RESULT AND EVALUATION OF SUCCESS:
In the end, the bill was amended in several ways in order to increase the likelihood of passage through the legislature. The original requirement that all children under the age of 12 be required to use child passenger safety devices was changed to children 5 years and younger. In addition, the penalty for not having one's child in a protective seat or carrier was eliminated, significantly reducing the incentive for parents and guardians to comply with the bill but also reducing the burden of enforcement and problems with the inability of poor families to afford protective devices. The bill received support of the chairman of the Transportation Committee along with several prominent members of the Senate and was passed in March of 1981. It went into effect January 1st, 1982. After an unsuccessful attempt to repeal the law, a stronger bill was passed in a subsequent legislative session.

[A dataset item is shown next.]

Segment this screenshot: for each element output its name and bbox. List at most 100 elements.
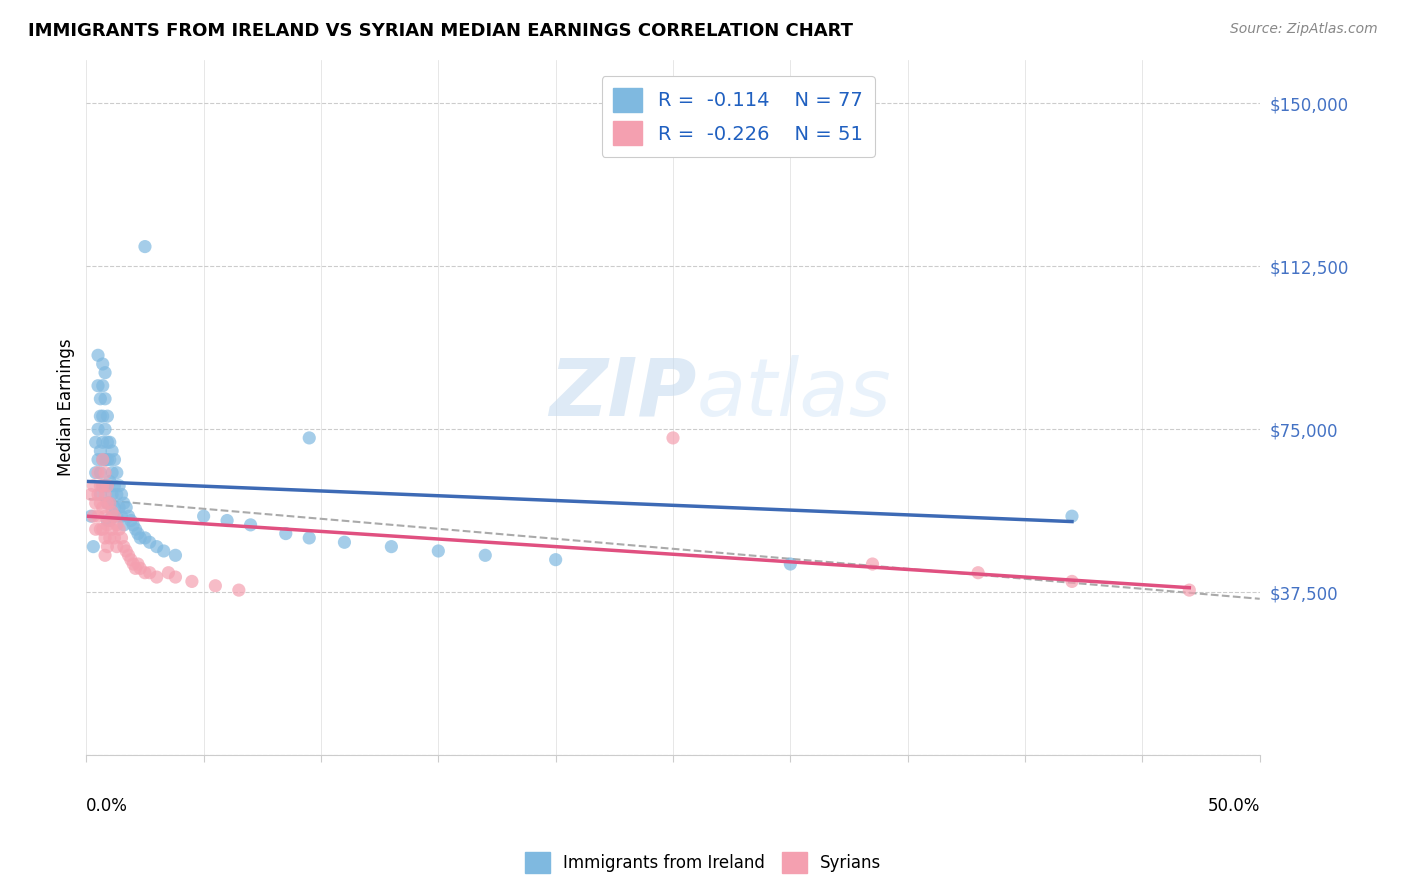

Subsequent research suggested that the effects of the Kansas bill on the actual use of child passenger safety devices were weak. Although increased use was noted during the policy debate, the relatively weak Kansas bill had limited effect. However, the effect of the passage of a stronger bill in Illinois on the use of child passenger safety devices suggests how effective policy change can be. In Illinois, infant use of appropriate restraints increased from 49 to 79% and in children ages 1-4 years, use increased from 13 -42% after the Illinois Child Passenger Safety Law went into effect.